Après des années de fortes hausses, l’or semble être entré dans une nouvelle phase : celle où les récits prennent le pas sur les modèles. Traditionnellement, le prix de l’or était expliqué par les taux d’intérêt réels, les anticipations d’inflation et les mouvements du dollar. Désormais, cette relation paraît largement abandonnée.

L’or évolue, selon Ruchir Sharma, dans ce qu’on pourrait appeler une “étape de conte de fées”. Les récits autour des risques géopolitiques, de l’incertitude et de la fin de l’hégémonie du dollar sont les moteurs de son cours, plutôt que les variables économiques classiques.

De l’influence des taux à celle des récits

Historiquement, l’or augmentait surtout lorsque les taux d’intérêt réels baissaient. Quand l’épargne et les obligations rapportaient peu, les investisseurs se tournaient vers l’or, un actif sans intérêt mais avec un potentiel de hausse des prix.

Ce schéma a changé en 2023. Malgré des taux réels relativement élevés et même en hausse, l’or a fortement progressé. Le principal moteur a été l’achat massif par les banques centrales, désireuses de réduire leur dépendance au dollar après les sanctions contre la Russie.

Cependant, ce récit ne suffit plus à lui seul. Le rythme des achats des banques centrales s’est ralenti. Parallèlement, la demande de bijoux a fortement chuté en raison des prix élevés.

Ce qui reste, c’est la demande financière : les investisseurs.

Les ETF et les investisseurs chinois en relais

Au cours de l’année passée, la part des investisseurs dans la demande mondiale d’or a doublé pour atteindre environ 35 %. Les flux vers les ETF sur l’or ont notamment connu une croissance explosive. En Chine, les investisseurs particuliers ont massivement investi, un phénomène rapidement surnommé là-bas “les investisseurs tante”.

Cela déplace le centre de gravité de la demande physique à la demande financière. Résultat : les modèles de valorisation deviennent beaucoup moins fiables.
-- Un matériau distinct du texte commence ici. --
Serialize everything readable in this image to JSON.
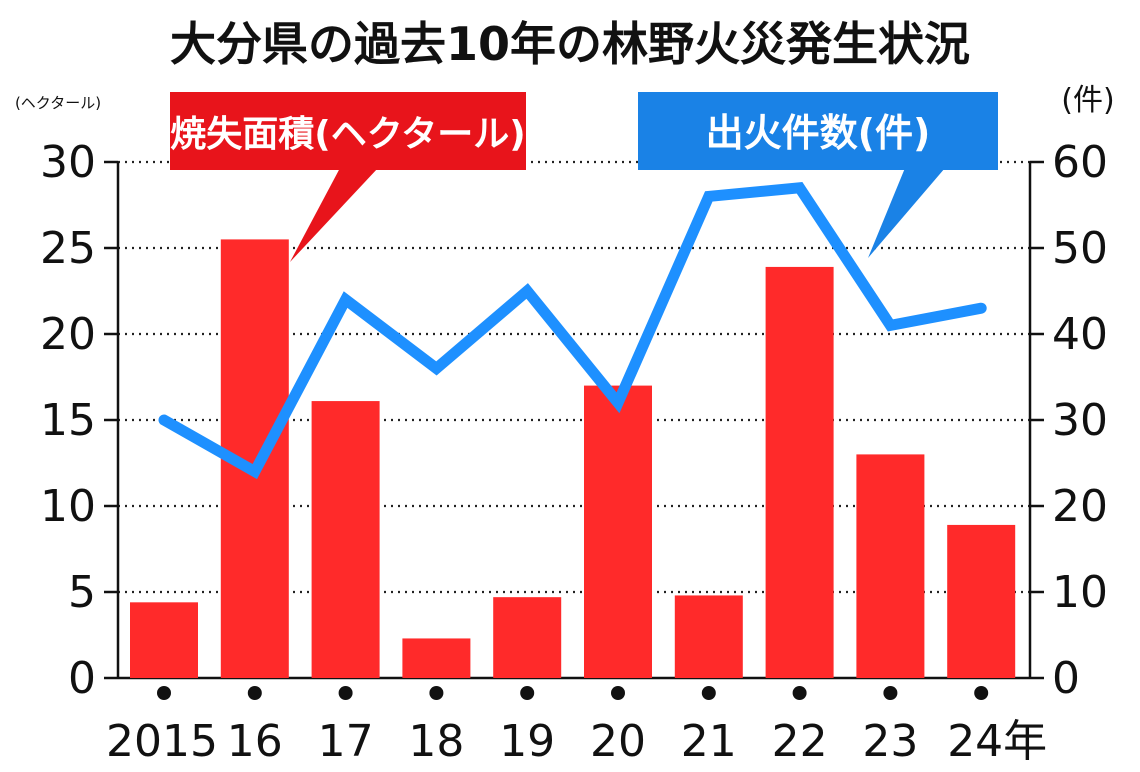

Selon les critères historiques, le prix de l’or est désormais extrêmement élevé. En tenant compte de l’inflation, l’or se situe environ cinq écarts-types au-dessus de la moyenne à long terme. Autrement dit, c’est exceptionnel.

Un modèle du World Gold Council attribue plus de 80 % de la récente hausse à “l’incertitude et au risque”, des facteurs difficiles à quantifier.

Comparaisons avec les années 1970

Les défenseurs de l’or aiment pointer vers les supercycles précédents, notamment les années 1970. À cette époque, le prix de l’or s’était envolé dans un contexte de forte inflation, de crises pétrolières et de tensions géopolitiques.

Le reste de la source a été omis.